怪ノ七十二 絵画の中

「ん?」


 俺が通りすがりにちょいと見上げたその先には、美術室の壁にある見慣れた絵。


「どうした?」

「この絵、こんなだったっけ?」


 見慣れているとはいっても、改めて見ると「こんなんだっけ?」と思うことは多い。


「モナリザとかのほうが有名だよな、俺も小学校の時は美術室にモナリザあったぜ」


 うちの学校には違う絵が飾られている。

 セーラー服や学生服姿の生徒が沢山いてそれぞれ両手をあげている、「太陽」という絵だ。おそらく絵を見る側が太陽に立っている構図になるのだろう。

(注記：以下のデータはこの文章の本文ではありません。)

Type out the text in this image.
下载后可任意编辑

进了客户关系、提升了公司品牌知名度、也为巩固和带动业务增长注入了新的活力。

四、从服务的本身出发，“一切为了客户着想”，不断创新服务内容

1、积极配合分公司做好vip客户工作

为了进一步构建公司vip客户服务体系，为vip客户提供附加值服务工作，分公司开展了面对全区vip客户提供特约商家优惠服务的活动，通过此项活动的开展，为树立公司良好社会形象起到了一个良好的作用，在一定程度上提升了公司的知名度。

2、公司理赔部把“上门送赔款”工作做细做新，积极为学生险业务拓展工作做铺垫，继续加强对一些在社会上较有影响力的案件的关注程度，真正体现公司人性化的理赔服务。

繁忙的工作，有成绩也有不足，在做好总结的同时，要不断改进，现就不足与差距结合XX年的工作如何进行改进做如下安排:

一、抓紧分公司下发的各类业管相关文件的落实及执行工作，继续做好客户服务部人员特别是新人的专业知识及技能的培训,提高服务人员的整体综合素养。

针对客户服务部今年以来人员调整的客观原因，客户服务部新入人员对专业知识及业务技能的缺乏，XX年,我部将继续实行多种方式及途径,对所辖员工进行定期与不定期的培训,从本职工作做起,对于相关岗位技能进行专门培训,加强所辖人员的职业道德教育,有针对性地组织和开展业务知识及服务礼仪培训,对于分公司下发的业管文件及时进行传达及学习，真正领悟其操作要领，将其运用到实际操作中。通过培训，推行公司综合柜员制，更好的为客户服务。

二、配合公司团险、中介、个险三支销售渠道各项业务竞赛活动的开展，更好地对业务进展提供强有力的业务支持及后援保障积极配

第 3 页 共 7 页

 多分、この学校の生徒が描いた絵なのではないかと思う。


「なんかいつも見てるけど、こんな風だっけと思って」

「あー、あるある。俺もうちに飾ってある絵とか、偶にじっくり見るとこんな風だったっけと思うことあるぜ」

「ええ? あるか、そんなこと? 自分ちにある絵だぜ?」

「俺が生まれる前からあるから、じっくり見たことってそんな無ェんだよ。いつもそこにあるものっていうか」

「まあ、それもそうか」


 自分の家にあるものだってそうなのだから、学校にあるものなら余計にそんな事態に陥っても仕方ないのかもしれない。


「でももしかしたら、本当にどこか違ってたりしてな」

「えー? 間違い探しかよ」


 友人の脅かすような言葉に、もう一度絵を見る。

 「太陽」というだけあってこちらに向けている表情はみな笑っているが、ふと端っこにいる一人だけが笑っていないことに気が付いた。


 ……最初からこういう表情だったような気もするが。


 それでも一度気になるとどうにも目についてしまうものだ。

 美術の授業があるたびに絵を何となく見るようになってしまった。といっても通りすがりにちらっと見る程度なのだが、やはり笑っていない一人が気になる。

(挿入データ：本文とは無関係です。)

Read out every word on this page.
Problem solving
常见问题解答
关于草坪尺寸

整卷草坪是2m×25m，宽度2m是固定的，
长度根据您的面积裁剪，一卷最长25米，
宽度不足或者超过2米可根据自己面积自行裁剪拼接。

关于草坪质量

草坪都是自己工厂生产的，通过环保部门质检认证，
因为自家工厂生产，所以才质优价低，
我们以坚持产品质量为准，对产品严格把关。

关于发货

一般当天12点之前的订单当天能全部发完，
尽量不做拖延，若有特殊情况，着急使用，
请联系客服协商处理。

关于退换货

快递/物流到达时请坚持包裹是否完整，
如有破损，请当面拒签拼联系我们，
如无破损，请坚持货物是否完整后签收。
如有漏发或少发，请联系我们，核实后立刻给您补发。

 このタイトルでどうして一人だけ表情が無いのか、まじまじと見てしまう。

 それどころか、少しずつ髪型や細かいところもちがっているような気がした。目の錯覚だとは思うけれど、どうにも気になる。


 けれどもこれといった確信もなく、変に怖がっても俺がおかしく思われるだけだ。


「ん?」


 ある時ふと気が付くと、その笑っていない一人が口を開けていた。


 ――こんな絵だったか?


 なんとなく絵に触れてみる。


「うわっ!」


 妙に生暖かい感触と、人の手に触ったような柔らかさ。

 ちょうど笑っていない「そいつ」の伸ばした手に触れていたようだが、絵というには妙な感触だった。

 唐突に、背中にぞくぞくとした悪寒が走る。

 一気に血の気が引き、めまいがする。


 慌てて振り返ると、他のクラスメイトはもういなくなっていた。

 俺一人美術室に残されたようだ。しんとした教室は妙に不気味だった。急いで美術の教科書とペンケースをひっつかみ、扉へと走りだそうとする。

 そのとき、ガッと肩を掴まれた。


「待ってよ……」


 うしろからの声に振り向く間もなく、俺の意識は暗転した。





「ん?」


 美術の教科書を抱えた女生徒が、飾られた絵を見上げる。


「どうしたの?」


 友人らしき他の生徒が声をかける。


「この絵、こんなだったっけ?」


 俺は絵の中で彼女に気付かれようと、青白い顔の生徒の横で必死に両手を掲げていた。